After a couple of hours of Happy Hour boozing and hurting our necks looking at the quality of women strutting up and down Ocean Drive we went to the liquor store and packed a cooler to hit the beach. Topless beach that is. While South Beach is on par with Vegas and LA for hot chicks, there was the occasional old cougar topless on the beach. But it wasn’t that bad. She was 50 years old, her boobs were young at like 7 years old. This place is like Implant Central! It was awesome. We spent hours drinking, chatting to ladies and tanning on the beach. And I didn’t have any sun block. What a dumb move. This caused some serious dementia later on that night and on the upcoming cruise. I had like 3rd degree burns on my head. Whatever. The booze numbed the pain. We power napped for like 12 minutes back at the hotel and then got ready for more partying. We hit the Clevelander, met some hotties, drank some more, hit up more spots, I flirted with a hot ass Russian KGB spy/restaurant hostess, saw some sick cars, drank some more, then finally slowed down for an awesome meal. South Beach has some great food from what I remember. The sun set and night there is equal as or more awesome than South Beach during the day.
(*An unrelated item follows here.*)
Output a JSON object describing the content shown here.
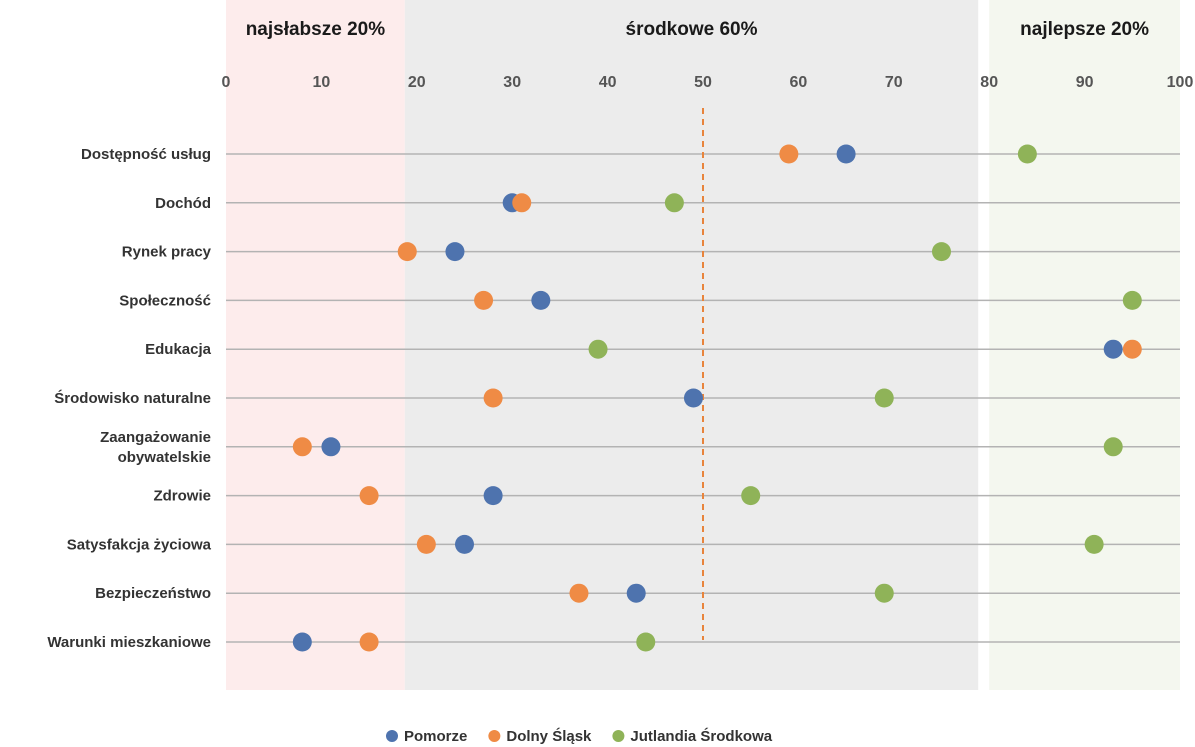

After our meal, we walked up and down the strip just taking in the ambience of this awesome place. I stumbled upon a Cuban Cigar guy. Never one to pass up the opportunity to haggle with a street vendor by showboating my sales skills, I bought a Cuban cigar. My first cigar ever. It was good. I was drunk. I think it was laced with hash. I have no fucking idea. So at this point in the trip I’m on booze, no sleep, a hashish laced cigar, sunstroke and dehydration. So what do we do? We think we’re Crockett & Tubbs and hit up Mansion where they filmed the Miami Vice movie. We Boston talked our way through the line of course. Ballin’!!! Oddly enough we ran into some Boston chicks inside that knew us from back home. Weird. Then blew them off for the chicks we met earlier at the Clevelander. One of the chicks was hot as hell and gave me a shot of Yager. I hate Yager. I did the shot though. You never turn down a hot chick’s shot. Never. Aaaand that was the point where everything went black. I woke up the next morning in her hotel room with my buddy calling my cell asking where I was and that we were going to miss the boat. In the following order I got her number, then I got her name, asked her where I was, then I asked her if she roofied me because that shot of Yager blacked me the fuck out. And I don’t black out. Ever. I ran back to my hotel. And we left to get the boat. There were a lot of things that led to my South Beach blackout. Some good. Some bad. Either way, I need to go back. Maybe more than 27 hours this time. South Beach is a trip. Pun intended. But I love Boston the best.